Faustman and her colleagues are preparing for trials in Boston, which are currently under a multistep review process. Once approved, she and her team members hope to enroll about 4,000 health care workers into the trial.
The vaccine has been available for more than 100 years and has proved to be relatively safe, Faustman said.
“BCG is heralded by the World Health Organization as the safest vaccine ever developed in the world,” she said. “Greater than 3 billion people have gotten it.”
While several countries, including the United States, do not regularly administer the BCG vaccine, it is still used widely in developing countries.
Researchers have attempted to look at whether these countries with regular BCG vaccine administration have lower rates of Covid-19-related mortality. One
study by researchers in New York found an association between universal BCG vaccination policies in countries and reduced morbidity and mortality for Covid-19. The study has not been peer-reviewed or published in a medical journal.

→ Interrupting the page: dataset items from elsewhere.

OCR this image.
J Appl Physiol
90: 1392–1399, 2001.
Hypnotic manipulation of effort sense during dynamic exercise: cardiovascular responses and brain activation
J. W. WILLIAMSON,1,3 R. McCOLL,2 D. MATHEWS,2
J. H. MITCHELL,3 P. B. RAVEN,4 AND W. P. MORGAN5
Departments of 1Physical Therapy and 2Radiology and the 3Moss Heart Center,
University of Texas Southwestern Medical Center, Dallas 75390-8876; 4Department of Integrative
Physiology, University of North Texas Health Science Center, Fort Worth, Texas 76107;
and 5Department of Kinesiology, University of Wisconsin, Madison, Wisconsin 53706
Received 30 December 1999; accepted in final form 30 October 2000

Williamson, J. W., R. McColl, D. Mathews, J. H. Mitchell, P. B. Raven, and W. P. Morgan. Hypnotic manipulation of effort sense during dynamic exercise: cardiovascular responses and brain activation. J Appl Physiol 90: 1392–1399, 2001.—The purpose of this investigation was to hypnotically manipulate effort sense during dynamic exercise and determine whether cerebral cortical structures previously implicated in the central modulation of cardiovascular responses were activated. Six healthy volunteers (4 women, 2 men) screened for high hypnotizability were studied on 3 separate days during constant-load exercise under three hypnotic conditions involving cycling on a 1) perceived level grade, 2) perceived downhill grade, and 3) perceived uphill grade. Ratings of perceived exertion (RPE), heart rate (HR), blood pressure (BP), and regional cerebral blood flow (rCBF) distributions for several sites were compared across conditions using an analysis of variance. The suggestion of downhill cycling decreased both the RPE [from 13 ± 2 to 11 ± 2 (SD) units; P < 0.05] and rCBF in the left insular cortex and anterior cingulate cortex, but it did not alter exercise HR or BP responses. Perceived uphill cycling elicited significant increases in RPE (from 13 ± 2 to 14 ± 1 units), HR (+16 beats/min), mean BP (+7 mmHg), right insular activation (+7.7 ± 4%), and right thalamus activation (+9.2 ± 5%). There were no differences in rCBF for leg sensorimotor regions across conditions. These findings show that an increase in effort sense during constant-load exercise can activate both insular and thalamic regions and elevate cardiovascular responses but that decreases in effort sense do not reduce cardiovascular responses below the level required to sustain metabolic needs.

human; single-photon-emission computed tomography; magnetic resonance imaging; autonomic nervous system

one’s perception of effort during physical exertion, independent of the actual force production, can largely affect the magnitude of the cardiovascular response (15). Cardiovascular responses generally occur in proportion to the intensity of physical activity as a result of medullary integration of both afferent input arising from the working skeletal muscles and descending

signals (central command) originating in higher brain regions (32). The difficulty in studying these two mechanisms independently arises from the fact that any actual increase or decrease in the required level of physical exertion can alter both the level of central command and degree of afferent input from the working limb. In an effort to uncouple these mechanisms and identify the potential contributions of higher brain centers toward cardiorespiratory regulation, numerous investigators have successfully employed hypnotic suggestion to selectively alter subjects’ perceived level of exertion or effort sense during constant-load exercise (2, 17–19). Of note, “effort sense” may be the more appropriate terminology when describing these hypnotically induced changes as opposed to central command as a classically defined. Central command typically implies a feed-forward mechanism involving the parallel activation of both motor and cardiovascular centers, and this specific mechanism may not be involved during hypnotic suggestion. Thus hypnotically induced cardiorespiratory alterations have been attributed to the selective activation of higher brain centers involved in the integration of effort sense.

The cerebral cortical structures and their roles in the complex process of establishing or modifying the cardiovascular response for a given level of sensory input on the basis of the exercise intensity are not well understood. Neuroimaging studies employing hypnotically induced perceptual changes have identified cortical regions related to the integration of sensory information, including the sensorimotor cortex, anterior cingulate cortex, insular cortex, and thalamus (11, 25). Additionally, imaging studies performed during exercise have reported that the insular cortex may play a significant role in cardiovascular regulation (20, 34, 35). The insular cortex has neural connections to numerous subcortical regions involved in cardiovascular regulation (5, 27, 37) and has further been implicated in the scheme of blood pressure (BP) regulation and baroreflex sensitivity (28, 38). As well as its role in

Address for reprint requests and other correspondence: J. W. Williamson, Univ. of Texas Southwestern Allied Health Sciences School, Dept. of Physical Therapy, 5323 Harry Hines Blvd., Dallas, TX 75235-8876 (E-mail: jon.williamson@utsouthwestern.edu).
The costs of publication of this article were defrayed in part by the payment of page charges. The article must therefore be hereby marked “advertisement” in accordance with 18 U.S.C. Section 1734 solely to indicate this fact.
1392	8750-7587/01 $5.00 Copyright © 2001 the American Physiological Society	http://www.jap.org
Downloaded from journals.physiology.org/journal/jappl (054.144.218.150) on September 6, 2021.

But why has China had high morbidity and mortality with Covid-19 despite a universal BCG policy since the 1950s? The study said China had a weakened policy during the Cultural Revolution in the 1960s and ’70s, which might have created “a pool of potential hosts that would be affected by and spread COVID-19.”
One of the main limitations of the study is that it compares data from different countries, which have different timelines for Covid-19 and different abilities to test.
“It was a 30,000 foot comparison of the occurrence of Covid-19 infections in countries that were intensely using BCG vaccine, and those that were not,” Vanderbilt’s Schaffner said. “We shouldn’t draw any conclusions from that because … the countries are very different. And so there may be many other reasons that determine how frequently Covid has occurred in those countries.
“The study provides further encouragement for more specific investigations, such as the clinical trials that are going to take place.”